The AAAAI’s online Practice Resources area contains a library of practice-related information. Members can download and personalize the AAAAI’s skin test and immunotherapy forms, find the most up-to-date guidance on a variety of allergy/immunology topics in the statements and practice parameters section, refer to information in the consultation and referral guidelines to assist patients and healthcare professionals in determining when referral to an allergist/immunologist is needed—and much more.
Quality
The AAAAI is developing an A/I Quality Clinical Data Registry (QCDR), which will facilitate Physician Quality Reporting System (PQRS) reporting with meaningful measures for the specialty.

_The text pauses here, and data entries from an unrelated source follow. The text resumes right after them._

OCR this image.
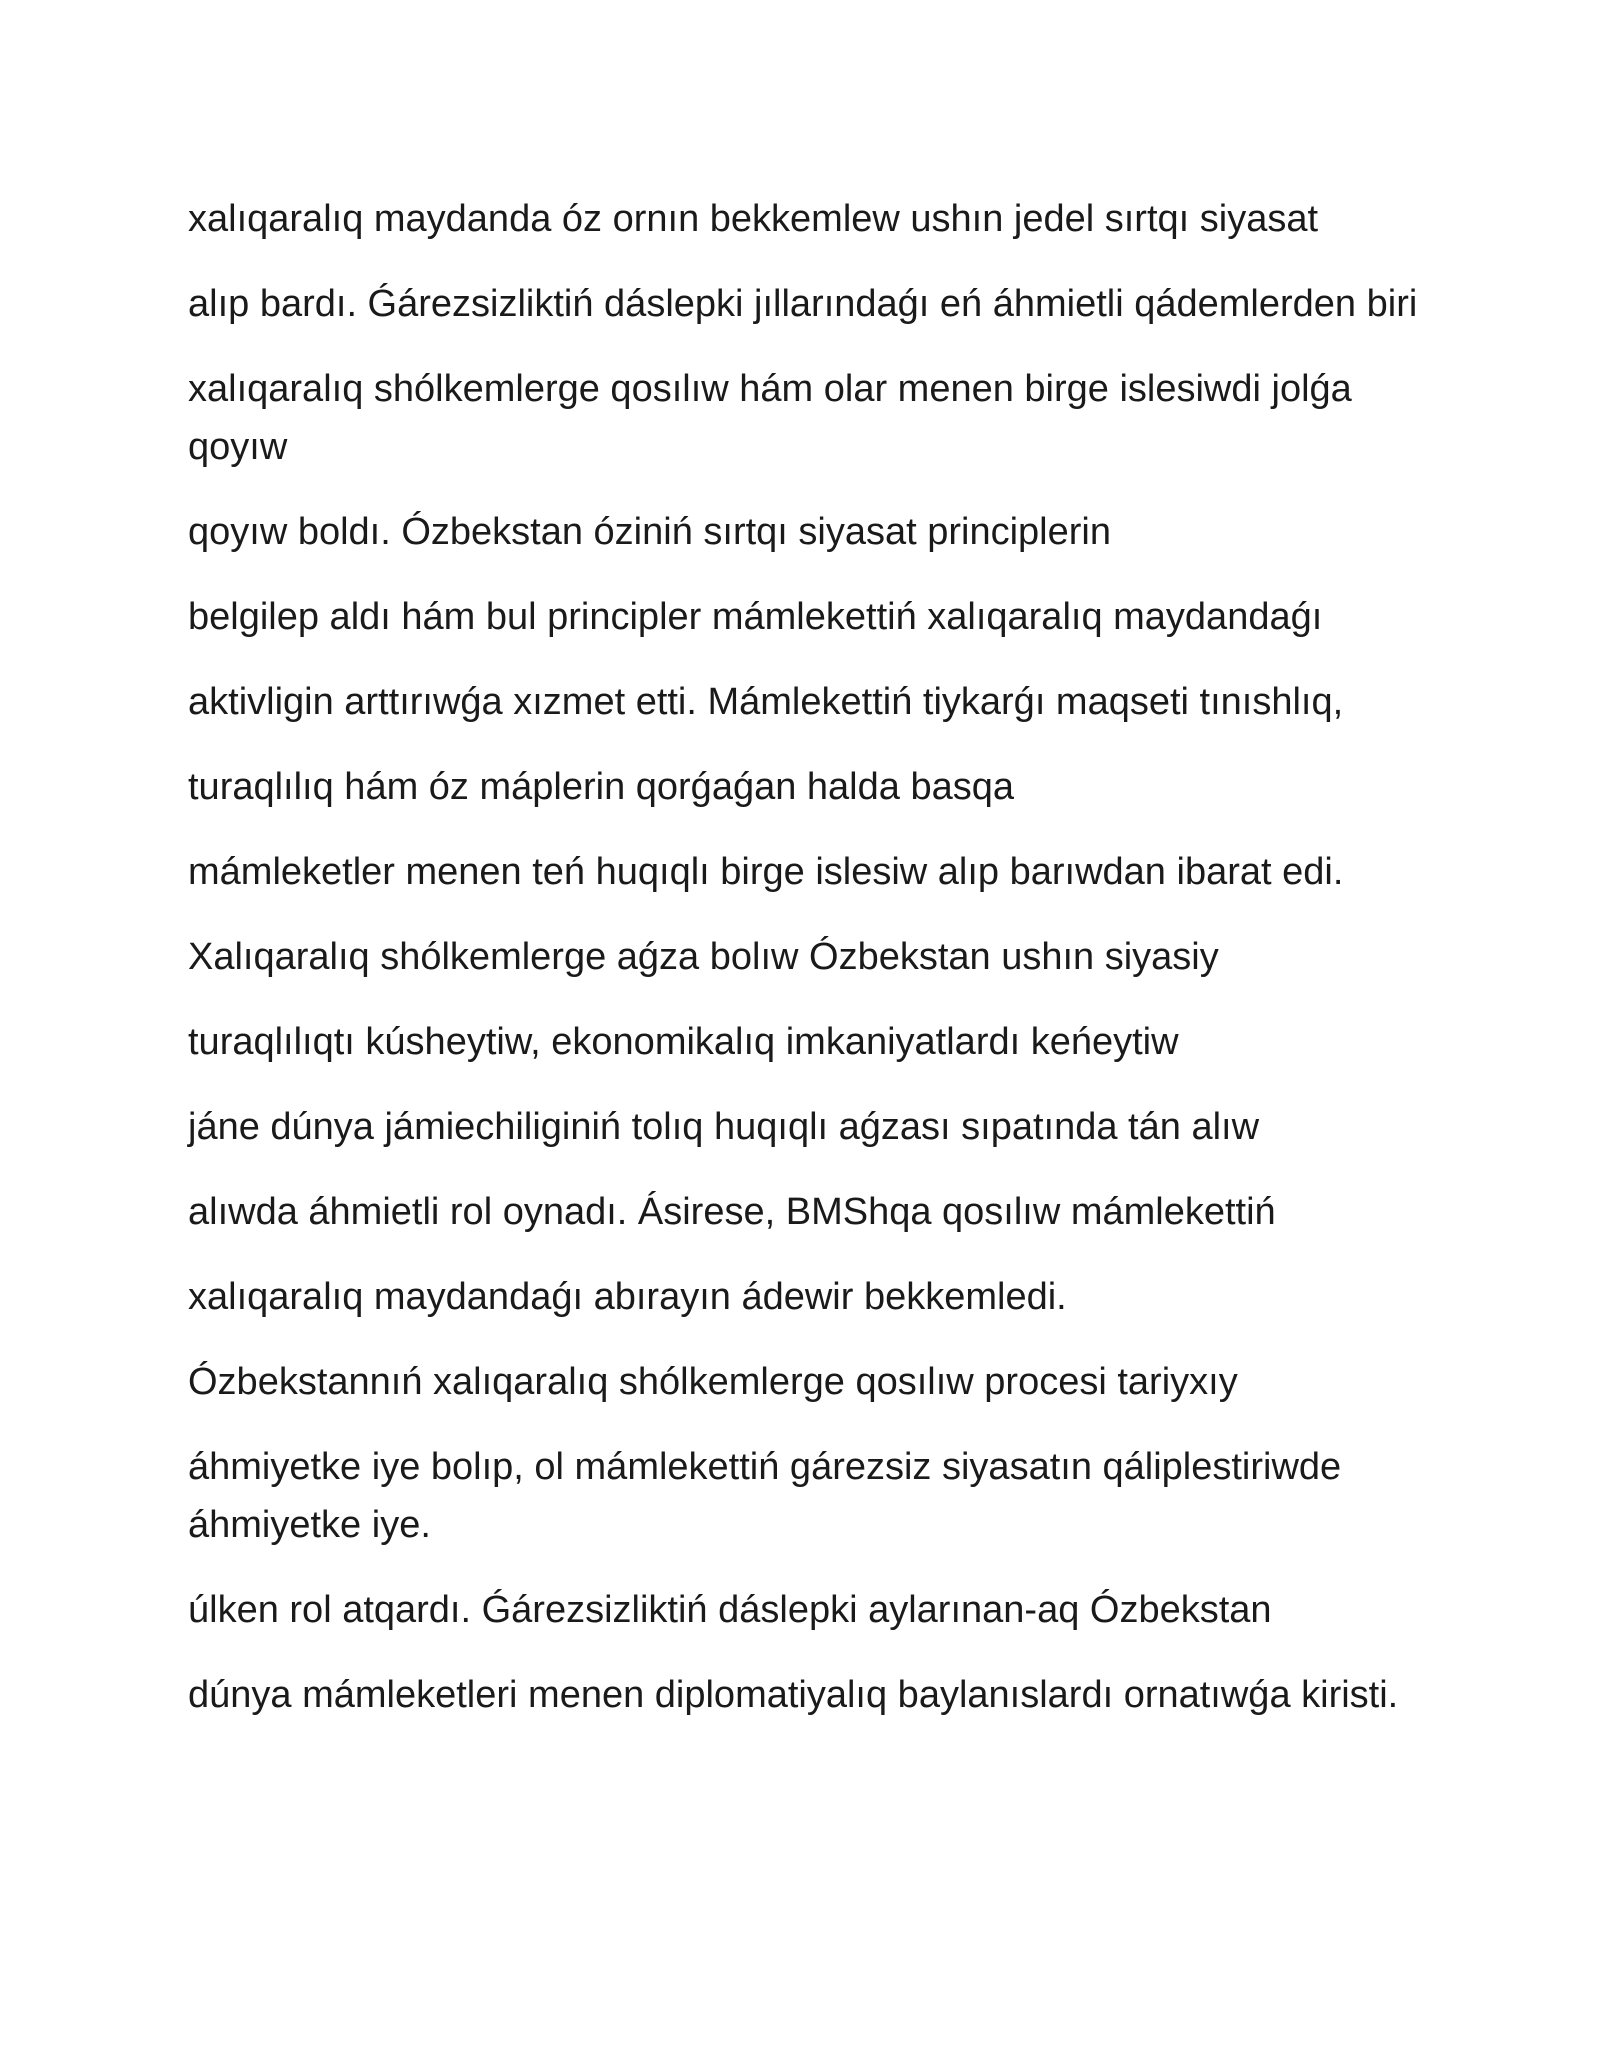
xalıqaralıq maydanda óz ornın bekkemlew ushın jedel sırtqı siyasat

alıp bardı. Ǵárezsizliktiń dáslepki jıllarındaǵı eń áhmietli qádemlerden biri

xalıqaralıq shólkemlerge qosılıw hám olar menen birge islesiwdi jolǵa qoyıw

qoyıw boldı. Ózbekstan óziniń sırtqı siyasat principlerin

belgilep aldı hám bul principler mámlekettiń xalıqaralıq maydandaǵı

aktivligin arttırıwǵa xızmet etti. Mámlekettiń tiykarǵı maqseti tınıshlıq,

turaqlılıq hám óz máplerin qorǵaǵan halda basqa

mámleketler menen teń huqıqlı birge islesiw alıp barıwdan ibarat edi.

Xalıqaralıq shólkemlerge aǵza bolıw Ózbekstan ushın siyasiy

turaqlılıqtı kúsheytiw, ekonomikalıq imkaniyatlardı keńeytiw

jáne dúnya jámiechiliginiń tolıq huqıqlı aǵzası sıpatında tán alıw

alıwda áhmietli rol oynadı. Ásirese, BMShqa qosılıw mámlekettiń

xalıqaralıq maydandaǵı abırayın ádewir bekkemledi.

Ózbekstannıń xalıqaralıq shólkemlerge qosılıw procesi tariyxıy

áhmiyetke iye bolıp, ol mámlekettiń gárezsiz siyasatın qáliplestiriwde áhmiyetke iye.

úlken rol atqardı. Ǵárezsizliktiń dáslepki aylarınan-aq Ózbekstan

dúnya mámleketleri menen diplomatiyalıq baylanıslardı ornatıwǵa kiristi.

The QCDR is a new PQRS reporting option that was introduced in the 2014 Physician Fee Schedule. It is designed to provide a mechanism for eligible professionals to report specialty-designed, meaningful quality measures without being limited to existing PQRS measures. The same 2014 PQRS requirements of reporting on nine measures to cover three National Priorities Partnership priorities, including one outcomes measure, will apply when using the QCDR.
Allergy immunotherapy and asthma measures will be built into the A/I QCDR. The allergy immunotherapy measures were developed by the Joint Task Force on Quality Performance Measures and approved by the AAAAI and ACAAI in 2012. The asthma measures built in will include Bridges to Excellence measures, which are used by private payers to facilitate data collection for quality improvement in chronic care. Finally, current PQRS measures will be included but without the existing upper age limits in order to provide data to work toward changing nationally endorsed asthma measures.

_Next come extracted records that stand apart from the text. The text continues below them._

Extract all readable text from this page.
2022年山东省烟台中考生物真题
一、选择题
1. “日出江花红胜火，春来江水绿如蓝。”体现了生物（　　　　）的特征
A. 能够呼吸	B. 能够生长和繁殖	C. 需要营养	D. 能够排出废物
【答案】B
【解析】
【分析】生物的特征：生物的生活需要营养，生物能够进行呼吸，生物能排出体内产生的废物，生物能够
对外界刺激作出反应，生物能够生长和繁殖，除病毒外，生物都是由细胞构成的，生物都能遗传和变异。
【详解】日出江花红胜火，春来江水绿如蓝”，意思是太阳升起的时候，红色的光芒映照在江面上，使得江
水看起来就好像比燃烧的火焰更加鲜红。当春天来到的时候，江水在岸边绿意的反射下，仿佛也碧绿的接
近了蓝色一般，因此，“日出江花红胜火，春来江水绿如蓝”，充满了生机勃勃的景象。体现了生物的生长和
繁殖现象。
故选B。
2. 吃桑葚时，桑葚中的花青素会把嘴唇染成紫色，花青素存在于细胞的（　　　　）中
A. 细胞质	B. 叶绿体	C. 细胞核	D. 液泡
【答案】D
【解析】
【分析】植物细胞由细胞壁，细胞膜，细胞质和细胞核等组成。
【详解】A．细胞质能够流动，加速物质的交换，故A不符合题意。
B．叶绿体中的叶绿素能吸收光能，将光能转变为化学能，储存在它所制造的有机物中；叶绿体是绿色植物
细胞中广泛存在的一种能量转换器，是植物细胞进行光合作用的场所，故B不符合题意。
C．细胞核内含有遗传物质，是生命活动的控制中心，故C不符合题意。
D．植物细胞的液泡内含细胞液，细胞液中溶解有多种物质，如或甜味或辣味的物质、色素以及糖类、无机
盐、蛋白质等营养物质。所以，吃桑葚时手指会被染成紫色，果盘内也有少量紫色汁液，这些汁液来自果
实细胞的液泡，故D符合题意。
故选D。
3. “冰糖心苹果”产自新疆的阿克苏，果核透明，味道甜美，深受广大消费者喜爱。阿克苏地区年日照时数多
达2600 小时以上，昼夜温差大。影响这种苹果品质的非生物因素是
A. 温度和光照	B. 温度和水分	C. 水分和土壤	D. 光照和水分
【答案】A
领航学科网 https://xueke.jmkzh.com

The Centers for Medicare & Medicaid Services (CMS) will determine qualification for QCDRs for PQRS reporting later in 2014.
The AAAAI is also helping to move quality into practice in other ways. The AMA-convened Physician Consortium for Performance Improvement® (PCPI™) approached the AAAAI to assume responsibility as maintenance steward for PCPI measures related to the A/I specialty, specifically the PCPI asthma measures that are used in CMS programs. In addition, the American Academy of Dermatology has asked the AAAAI to co-steward PCPI measures on atopic dermatitis.